StyleBoost: A Study of Personalizing Text-to-Image Generation in Any Style using DreamBooth

International Conference on Information and Communication Technology Convergence (ICTC), 2023

Posted by : Junseo Park on Sep 11, 2023

Category : conference

🚀 "Style Personalizing in Text-to-Image Synthesis
using DreamBooth" 🌟

Context

Recent advancements in text-to-image models, such as Stable Diffusion, have demonstrated their ability to synthesize visual images through natural language prompts.
DreamBooth is a recent method for personalization of pre-trained text-to-image diffusion model, such as Stable Diffusion, using only a few images of a specific object, called instance images.
- Using $3 − 5$ images of the specific object (e.g., my dog) paired with a text prompt (e.g., “A [V] dog”) consisting of a unique token identifier (e.g., “[V]”) representing the given object (i.e., my dog) and the corresponding class name (e.g., “dog”), DreamBooth fine-tunes a text-to-image diffusion model to encode the unique token with the subject.
- To this end, DreamBooth introduces a class-specific prior preservation loss that encourages the fine-tuned model to keep semantic knowledge about the class prior (i.e., “dog”) and produce diverse instances of the class (e.g., various dogs).
Loss proposed by DreamBooth
- $\mathbf{x}$: ground-truth image for text prompt (e.g., “A [V] dog”)
- $\mathbf{c}$: conditioning vector (e.g., obtained from “A [V] dog”)
- $\epsilon, \epsilon’$: Gaussian noise
- $\mathbf{x}_{\text{pr}}$: ground-truth image for class prior (e.g., “dog”)
- $\mathbf{c}_{\text{pr}}$: conditioning vector for class prior prompt (e.g., obtained from “dog”)
- $\alpha_t, \alpha_t’, \sigma_t, \sigma_t’, w_t, w_t’$: terms that control noise schedule and sample quality

Problem

DreamBooth’s personalization capabilities are excellent, especially for clear subjects like objects. However, learning to generate images that encapsulate various art styles remains a challenging problem due to the abstract and broad visual perceptions required for stylistic attributes such as lines, shapes, textures, and colors.
In this paper, we aim to inherit DreamBooth’s personalization abilities while effectively binding the abstract concept of “art style.”
- Instance prompt/images $\rightarrow$ StyleRef prompt/images
- Class prior prompt/image $\rightarrow$ Aux prompt/images

Proposed Method

We hypothesize that DreamBooth struggles to learn abstract concepts due to the following reasons:
- StyleRef prompt (e.g., “A [V] style”) and Aux prompt (e.g., “style”) share the same token, and as a result, they influence each other during the learning process.
- During learning, to prevent the Aux prompt (e.g., “style”) from being lost, the Aux prompt is provided to generate images, and the corresponding token is re-learned. However, the pre-trained model has learned the Aux prompt as referring to fashion style, which is not useful for learning the target style.
To address this, we propose the following method:
- Aux images are carefully selected to represent art works and people that are related to the target style, rather than fashion styles (high-resolution images).
  - Detailed descriptions of people (e.g., hands, legs, face, and full-body shots) remain important for qualitative evaluation, while landscapes or animal images are less sensitive. Therefore, Aux images mainly consist of portraits and/or images of people. This helps in generating high-quality images for people-related prompts.
- Since learning style from only $3 - 5$ images is difficult, we proceed with training using around $15 - 20$ images.
- Our approach uses around $15 - 20$ images for both StyleRef and Aux images, establishing a foundational binding of the unique token identifier with a broad range of the target style. The Aux images are carefully chosen to strengthen this binding.

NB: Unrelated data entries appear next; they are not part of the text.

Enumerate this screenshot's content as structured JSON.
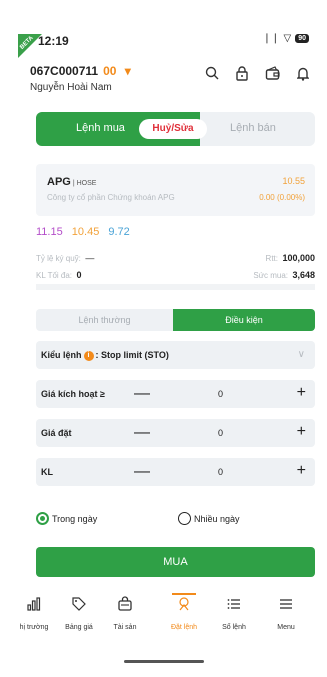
{
  "status_bar": {
    "time": "12:19",
    "beta_tag": "BETA",
    "signal": "❘❘",
    "wifi": "▽",
    "battery": "90"
  },
  "account": {
    "number": "067C000711",
    "sub_account": "00",
    "caret": "▾",
    "name": "Nguyễn Hoài Nam"
  },
  "header_icons": [
    "search-icon",
    "lock-icon",
    "wallet-icon",
    "bell-icon"
  ],
  "order_tabs": {
    "buy": "Lệnh mua",
    "cancel": "Huỷ/Sửa",
    "sell": "Lệnh bán"
  },
  "stock": {
    "symbol": "APG",
    "exchange": "| HOSE",
    "company": "Công ty cổ phần Chứng khoán APG",
    "price": "10.55",
    "change": "0.00 (0.00%)"
  },
  "prices": {
    "ceiling": "11.15",
    "reference": "10.45",
    "floor": "9.72"
  },
  "info": {
    "margin_ratio_label": "Tỷ lệ ký quỹ:",
    "margin_ratio_value": "—",
    "max_qty_label": "KL Tối đa:",
    "max_qty_value": "0",
    "rtt_label": "Rtt:",
    "rtt_value": "100,000",
    "buying_power_label": "Sức mua:",
    "buying_power_value": "3,648"
  },
  "order_type_toggle": {
    "normal": "Lệnh thường",
    "conditional": "Điều kiện"
  },
  "form": {
    "order_kind_label": "Kiểu lệnh",
    "info_icon": "i",
    "order_kind_value": ": Stop limit (STO)",
    "chevron": "∨",
    "trigger_label": "Giá kích hoạt ≥",
    "trigger_value": "0",
    "price_label": "Giá đặt",
    "price_value": "0",
    "qty_label": "KL",
    "qty_value": "0",
    "minus": "—",
    "plus": "+"
  },
  "validity": {
    "in_day": "Trong ngày",
    "multi_day": "Nhiều ngày",
    "selected": "in_day"
  },
  "submit": {
    "label": "MUA"
  },
  "bottom_nav": [
    {
      "label": "hị trường",
      "icon": "chart-icon",
      "glyph": "▐▙"
    },
    {
      "label": "Bảng giá",
      "icon": "tag-icon",
      "glyph": "♡"
    },
    {
      "label": "Tài sản",
      "icon": "bag-icon",
      "glyph": "☗"
    },
    {
      "label": "Đặt lệnh",
      "icon": "place-order-icon",
      "glyph": "☆"
    },
    {
      "label": "Sổ lệnh",
      "icon": "order-book-icon",
      "glyph": "≣"
    },
    {
      "label": "Menu",
      "icon": "menu-icon",
      "glyph": "≡"
    }
  ],
  "colors": {
    "primary_green": "#2fa046",
    "accent_orange": "#f28a1a",
    "danger_red": "#e0303a",
    "ceiling_purple": "#b44ec9",
    "floor_blue": "#4aa3d6",
    "reference_yellow": "#f2a23a"
  }
}
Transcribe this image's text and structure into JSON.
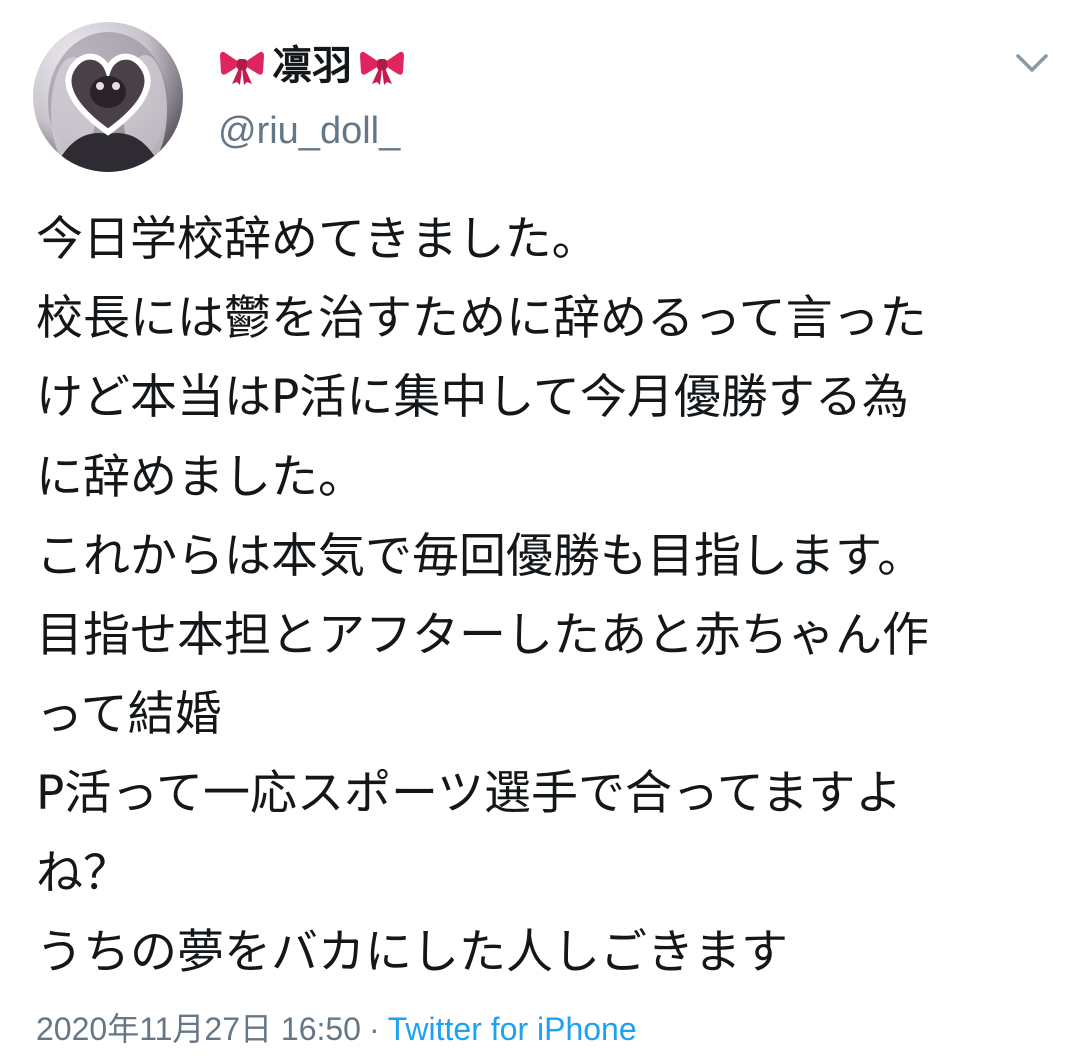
{
  "tweet": {
    "display_name": "凛羽",
    "handle": "@riu_doll_",
    "icons": {
      "avatar": "profile-photo-heart-frame",
      "bow": "red-ribbon-emoji",
      "menu": "chevron-down-icon"
    },
    "body_lines": [
      "今日学校辞めてきました。",
      "校長には鬱を治すために辞めるって言った",
      "けど本当はP活に集中して今月優勝する為",
      "に辞めました。",
      "これからは本気で毎回優勝も目指します。",
      "目指せ本担とアフターしたあと赤ちゃん作",
      "って結婚",
      "P活って一応スポーツ選手で合ってますよ",
      "ね？",
      "うちの夢をバカにした人しごきます"
    ],
    "timestamp": "2020年11月27日 16:50",
    "separator": "·",
    "source": "Twitter for iPhone"
  },
  "colors": {
    "text": "#14171a",
    "secondary": "#657786",
    "link": "#1da1f2",
    "bow": "#e0245e"
  }
}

This dual-binding strategy helps capture the essential concept of art styles and accelerates the learning of the diverse attributes of the target style.
Aux images ablation for three target styles, displaying FID and CLIP scores.

Result

Experimental evaluation on three styles—realism art, SureB art, and anime—demonstrates significant improvements in both the quality of generated images and perceptual fidelity metrics, such as FID and CLIP scores.
- “StyleRef”: The composition of the target image should appropriately mix people and backgrounds to comprehensively understand the target style.
- “Aux”: The Aux images should be composed in a style that can assist the target style.